I'm using Google Cloud Dataflow and have a ParDo function that requires access to all the elements in a PCollection. To accomplish this, I wanted to convert a PCollection<T> into a PCollection<Iterable<T>> containing a single Iterable of all the elements. I was wondering if there's a cleaner/simpler/faster solution to what I have come up with.

The first approach was to create a dummy key, perform a GroupByKey, and get the values afterwards.

PCollection<MyType> myData;
// AddDummyKey() outputs KV.of(1, context.element()) for everything
PCollection<KV<Integer, MyType>> myDataKeyed = myData.apply(ParDo.of(new AddDummyKey())); 
// Group by dummy key
PCollection<KV<Integer, Iterable<MyType>>> myDataGrouped = myDataKeyed.apply(GroupByKey.create());
// Extract values
PCollection<Iterable<MyType>> myDataIterable = myDataGrouped.apply(Values.<Iterable<MyType>>create()

The second approach followed the recommendation here: How do I make View's asList() sortable in Google Dataflow SDK? but without the sorting. I created a View.asList(), created a dummy PCollection, and then applied a ParDo function on the dummy PCollection with the view as a side input and simply returned the view.
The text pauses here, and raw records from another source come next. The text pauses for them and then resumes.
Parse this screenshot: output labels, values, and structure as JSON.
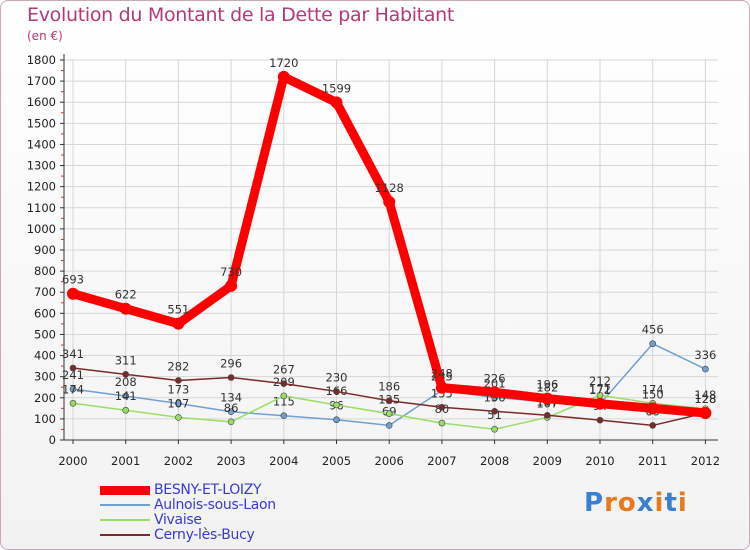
{
  "chart_data": {
    "type": "line",
    "title": "Evolution du Montant de la Dette par Habitant",
    "subtitle": "(en €)",
    "xlabel": "",
    "ylabel": "",
    "ylim": [
      0,
      1800
    ],
    "yticks": [
      0,
      100,
      200,
      300,
      400,
      500,
      600,
      700,
      800,
      900,
      1000,
      1100,
      1200,
      1300,
      1400,
      1500,
      1600,
      1700,
      1800
    ],
    "categories": [
      "2000",
      "2001",
      "2002",
      "2003",
      "2004",
      "2005",
      "2006",
      "2007",
      "2008",
      "2009",
      "2010",
      "2011",
      "2012"
    ],
    "series": [
      {
        "name": "BESNY-ET-LOIZY",
        "color": "#ff0000",
        "emphasis": true,
        "values": [
          693,
          622,
          551,
          730,
          1720,
          1599,
          1128,
          248,
          226,
          196,
          172,
          150,
          128
        ]
      },
      {
        "name": "Aulnois-sous-Laon",
        "color": "#6fa0d0",
        "emphasis": false,
        "values": [
          241,
          208,
          173,
          134,
          115,
          96,
          69,
          235,
          201,
          182,
          171,
          456,
          336
        ]
      },
      {
        "name": "Vivaise",
        "color": "#99dd66",
        "emphasis": false,
        "values": [
          174,
          141,
          107,
          86,
          209,
          166,
          125,
          80,
          51,
          107,
          212,
          174,
          148
        ]
      },
      {
        "name": "Cerny-lès-Bucy",
        "color": "#7a2a2a",
        "emphasis": false,
        "values": [
          341,
          311,
          282,
          296,
          267,
          230,
          186,
          155,
          136,
          117,
          94,
          69,
          128
        ]
      }
    ],
    "grid": true,
    "legend_position": "bottom-left"
  },
  "logo": {
    "text": "Proxiti",
    "colors": [
      "#3a7fd0",
      "#e87a1e",
      "#e87a1e",
      "#3a7fd0",
      "#e87a1e",
      "#3a7fd0",
      "#e87a1e"
    ]
  }
}
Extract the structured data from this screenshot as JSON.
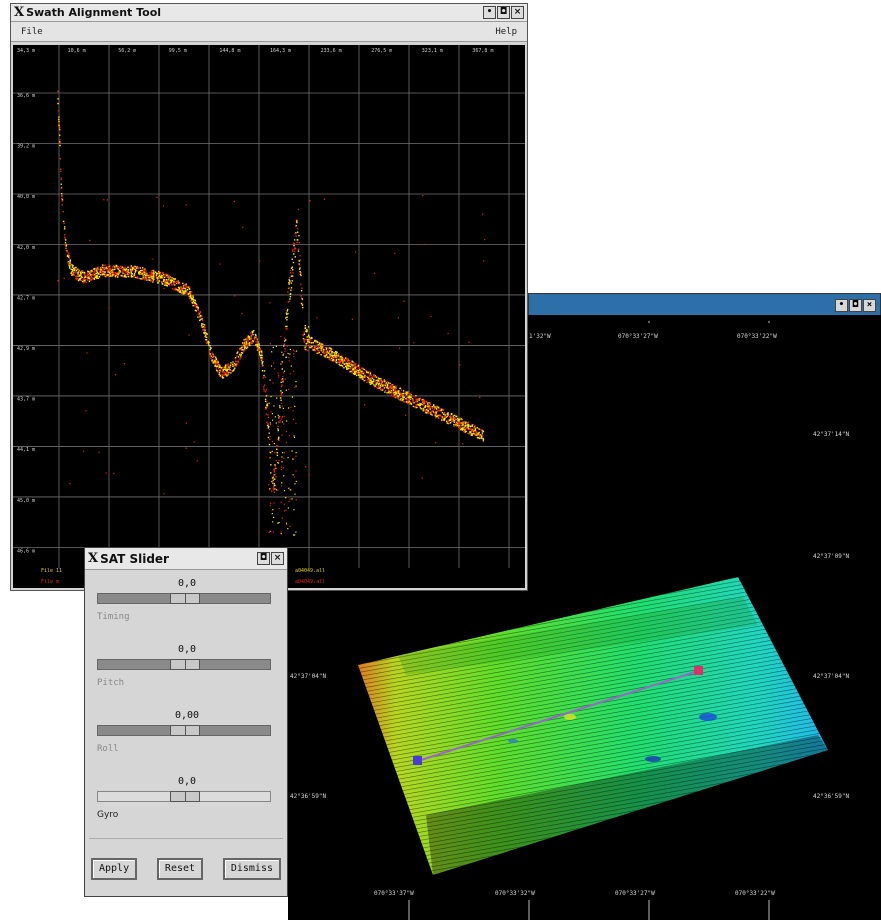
{
  "sat_window": {
    "title": "Swath Alignment Tool",
    "menu": {
      "file": "File",
      "help": "Help"
    },
    "x_ticks": [
      "34,3 m",
      "10,6 m",
      "56,2 m",
      "99,5 m",
      "144,8 m",
      "164,3 m",
      "233,6 m",
      "276,5 m",
      "323,1 m",
      "367,8 m"
    ],
    "y_ticks": [
      "36,6 m",
      "39,2 m",
      "40,0 m",
      "42,0 m",
      "42,7 m",
      "42,9 m",
      "43,7 m",
      "44,1 m",
      "45,0 m",
      "46,6 m"
    ],
    "status_1": "File 11",
    "status_2": "File m",
    "status_file": "a04049.all",
    "status_file2": "a04049.all",
    "colors": {
      "primary": "#ffee00",
      "secondary": "#ee2200"
    }
  },
  "map_window": {
    "top_labels": [
      "1'32\"W",
      "070°33'27\"W",
      "070°33'22\"W"
    ],
    "bottom_labels": [
      "070°33'37\"W",
      "070°33'32\"W",
      "070°33'27\"W",
      "070°33'22\"W"
    ],
    "right_labels": [
      "42°37'14\"N",
      "42°37'09\"N",
      "42°37'04\"N",
      "42°36'59\"N"
    ],
    "left_labels": [
      "42°37'04\"N",
      "42°36'59\"N"
    ]
  },
  "slider_window": {
    "title": "SAT Slider",
    "sliders": [
      {
        "value": "0,0",
        "label": "Timing"
      },
      {
        "value": "0,0",
        "label": "Pitch"
      },
      {
        "value": "0,00",
        "label": "Roll"
      },
      {
        "value": "0,0",
        "label": "Gyro"
      }
    ],
    "buttons": {
      "apply": "Apply",
      "reset": "Reset",
      "dismiss": "Dismiss"
    }
  }
}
PCollection<MyType> myData;
// Create view of the PCollection as a list
PCollectionView<List<MyType>> myDataView = myData.apply(View.asList()); 
// Create dummy PCollection
PCollection<Integer> dummy = pipeline.apply(Create.<Integer>of(1));
// Apply dummy ParDo that returns the view
PCollection<List<MyType>> myDataList = dummy.apply(
        ParDo.withSideInputs(myDataView).of(new DoFn<Integer, List<MyType>>() {
            @Override
            public void processElement(ProcessContext c) {
                c.output(c.sideInput(myDataView)); 
            }
        }));

It seems like there would be a pre-defined combine function for this task, but I can't find one. Thanks for the help!

1

1 Answers

1
votes

If you know you need the whole thing, then both of your approaches are reasonable. Both have been used in the Dataflow SDK and later when it became the Apache Beam SDK.

  1. Side input and then output the whole thing: This is how DataflowAssert works, in fact. In Beam, where different backend runners may implement side inputs differently, you should prefer View.asIterable() since it has fewer assumptions and may allow more streaming of a very large side input.
  2. Group by a single key and then drop the key: This is how Beam's successor PAssert works. It accomplishes the same thing, requires a little more care for empty collections, but more Beam runners have good GroupByKey support than side input support (especially when they are new and still under development).

So View.asIterable() is basically intended to be just what you are asking for. There have also been some requests for a GroupGlobally transform that does the second version; that could happen at some point.